Daniel stopped and turned to face her. ‘This is your factory, Tabitha. You own it. Nobody has any right to come onto the property and order you out of here.’
‘It’s difficult to believe,’ she murmured, studying the factory a little more closely.
‘Believe it. I know it is highly unusual for a woman to inherit something like this, which is why it has drawn so much gossip, but it is yours and nobody can legally challenge you for it.’ Daniel held his arms out. ‘This entire place is yours.’
‘But I don’t want it,’ Tabitha wailed.
‘Well it is yours anyway. You have to keep it for now because we need to investigate what went on here and how Muldoon died,’ Daniel replied, planting his fists on his lips and glaring at her as if daring her to deny it.

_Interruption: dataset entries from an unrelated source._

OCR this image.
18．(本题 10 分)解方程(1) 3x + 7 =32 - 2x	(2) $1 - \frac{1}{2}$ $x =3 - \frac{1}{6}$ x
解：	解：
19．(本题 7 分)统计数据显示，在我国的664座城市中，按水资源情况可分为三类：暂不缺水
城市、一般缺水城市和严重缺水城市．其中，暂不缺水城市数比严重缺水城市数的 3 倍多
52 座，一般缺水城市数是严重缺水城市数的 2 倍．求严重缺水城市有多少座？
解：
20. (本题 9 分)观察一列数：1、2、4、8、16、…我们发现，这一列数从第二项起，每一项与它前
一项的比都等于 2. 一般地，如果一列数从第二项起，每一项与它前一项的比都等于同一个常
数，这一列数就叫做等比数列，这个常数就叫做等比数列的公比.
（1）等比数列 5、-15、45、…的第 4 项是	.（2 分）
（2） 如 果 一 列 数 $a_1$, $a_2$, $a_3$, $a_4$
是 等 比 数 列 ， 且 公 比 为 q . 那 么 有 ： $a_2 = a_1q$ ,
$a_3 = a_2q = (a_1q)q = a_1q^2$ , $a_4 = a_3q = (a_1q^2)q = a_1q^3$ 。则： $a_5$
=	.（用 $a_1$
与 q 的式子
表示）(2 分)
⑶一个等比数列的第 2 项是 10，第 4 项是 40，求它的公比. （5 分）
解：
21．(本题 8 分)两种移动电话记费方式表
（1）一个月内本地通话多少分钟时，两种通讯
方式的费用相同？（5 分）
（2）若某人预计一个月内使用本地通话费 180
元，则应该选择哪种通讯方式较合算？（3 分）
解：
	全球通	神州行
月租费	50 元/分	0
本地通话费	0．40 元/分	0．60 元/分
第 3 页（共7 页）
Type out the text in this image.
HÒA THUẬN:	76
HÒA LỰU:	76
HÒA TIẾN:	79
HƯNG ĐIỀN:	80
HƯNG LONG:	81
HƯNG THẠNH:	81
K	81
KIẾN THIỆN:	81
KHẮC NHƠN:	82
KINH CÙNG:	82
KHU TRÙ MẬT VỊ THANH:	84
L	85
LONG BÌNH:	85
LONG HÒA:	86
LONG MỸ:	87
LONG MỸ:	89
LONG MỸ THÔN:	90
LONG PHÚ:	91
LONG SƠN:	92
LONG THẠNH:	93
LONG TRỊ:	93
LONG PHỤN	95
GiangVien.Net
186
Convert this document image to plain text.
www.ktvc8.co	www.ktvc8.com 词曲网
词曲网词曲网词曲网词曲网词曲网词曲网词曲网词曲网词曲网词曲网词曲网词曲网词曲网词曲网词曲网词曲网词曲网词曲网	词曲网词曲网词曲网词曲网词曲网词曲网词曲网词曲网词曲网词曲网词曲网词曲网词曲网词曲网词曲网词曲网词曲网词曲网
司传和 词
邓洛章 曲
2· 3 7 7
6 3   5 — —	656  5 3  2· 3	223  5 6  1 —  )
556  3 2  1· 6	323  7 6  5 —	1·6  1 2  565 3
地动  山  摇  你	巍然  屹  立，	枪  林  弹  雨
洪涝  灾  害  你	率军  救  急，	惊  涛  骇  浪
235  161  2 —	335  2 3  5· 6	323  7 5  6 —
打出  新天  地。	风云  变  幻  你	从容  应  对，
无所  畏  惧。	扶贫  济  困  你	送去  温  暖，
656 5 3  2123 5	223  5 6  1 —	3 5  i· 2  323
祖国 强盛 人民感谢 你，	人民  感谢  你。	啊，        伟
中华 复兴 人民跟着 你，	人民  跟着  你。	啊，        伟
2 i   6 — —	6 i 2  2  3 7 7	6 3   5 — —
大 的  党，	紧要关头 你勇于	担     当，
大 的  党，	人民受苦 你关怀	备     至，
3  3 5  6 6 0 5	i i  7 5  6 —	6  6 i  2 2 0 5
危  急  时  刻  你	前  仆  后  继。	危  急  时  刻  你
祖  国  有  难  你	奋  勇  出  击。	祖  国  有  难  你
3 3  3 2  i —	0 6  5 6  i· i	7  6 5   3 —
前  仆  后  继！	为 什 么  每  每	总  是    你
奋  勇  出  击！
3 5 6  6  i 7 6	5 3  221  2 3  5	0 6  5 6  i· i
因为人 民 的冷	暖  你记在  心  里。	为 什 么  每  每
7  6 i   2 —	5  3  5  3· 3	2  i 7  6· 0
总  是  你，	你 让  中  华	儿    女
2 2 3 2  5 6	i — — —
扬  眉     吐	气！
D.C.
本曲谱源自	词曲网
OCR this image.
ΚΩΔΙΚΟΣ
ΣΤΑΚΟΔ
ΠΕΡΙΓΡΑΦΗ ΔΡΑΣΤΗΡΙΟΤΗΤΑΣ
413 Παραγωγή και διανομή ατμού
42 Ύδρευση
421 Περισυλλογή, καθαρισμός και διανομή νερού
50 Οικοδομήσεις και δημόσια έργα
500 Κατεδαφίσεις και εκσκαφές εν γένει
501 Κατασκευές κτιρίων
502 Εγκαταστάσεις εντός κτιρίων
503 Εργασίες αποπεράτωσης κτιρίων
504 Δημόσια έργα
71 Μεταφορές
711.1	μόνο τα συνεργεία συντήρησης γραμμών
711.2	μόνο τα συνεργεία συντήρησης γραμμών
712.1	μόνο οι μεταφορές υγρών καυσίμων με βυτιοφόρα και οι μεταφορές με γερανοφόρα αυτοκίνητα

‘Then is it wise for you to bring me to the factory after dark?’ Tabitha asked, lifting her brows at him.
‘Well, it is better than coming here in the daytime and having everyone in the area watch you arrive. They would follow just to engage you in conversation and try to find out what you are going to do with the factory,’ Daniel argued. ‘Now it is dark, nobody can see what we are doing, so we are free to roam around here as much as we like.’
Tabitha shook her head at him. ‘Why do I get the feeling that you are in your element here?’
‘In the factory?’
‘No, outside in the middle of the night,’ she countered.
Indeed, for the first time since he had arrived in her sitting room that morning, Daniel was relaxed; far more at ease with himself and his situation. Consequently, he was considerably more outgoing and talkative.
‘I love doing wha
t I do,’ he murmured gently with a grin. ‘I cannot conceive of ever wanting to do anything else with my life.’
‘Have you tried to do anything else?’ Tabitha asked.
‘No,’ he replied simply. ‘Because I have never really wanted to. Nothing has tempted me enough to make me want to change my life.’
Suitably reminded that Daniel would never contemplate a future with someone like her, Tabitha lapsed into a melancholy silence. Together, they walked across the empty courtyard toward the equally deserted factory until they reached two huge iron doors. While Daniel began to fumble for the right key again, Tabitha turned to study the long row of outbuildings to their left. The narrow windows were like eyes staring unblinkingly at them in the darkness. With a shiver, she turned away. Against such vast buildings she felt small and insignificant and suddenly wanted to be somewhere, anywhere else.
‘After you,’ Daniel murmured waving her into the factory.
Tabitha purposefully ignored his presence as she stepped into the building. Again, Daniel stopped to lock the door behind them leaving Tabitha to study the large empty factory floor lined with rows of machines, some of which had cotton still attached.
‘It looks like everything has been frozen in time,’ she mused as they wandered past, the clicking of their booted feet echoing all about them.
Daniel stopped to eye the cotton coming off one of the machines. ‘I suppose to the trained eye it all makes sense, but I wouldn’t know where to begin.’
‘One would have to be very skilled to know how to use something like that,’ Tabitha agreed. ‘It seems wrong that the people who are so skilled barely get paid enough to survive.’
Daniel lifted his brows at her. ‘Would you want to pay your workers more than the average?’
‘Yes,’ Tabitha replied simply. ‘Because this factory cannot survive without the workers, can it?’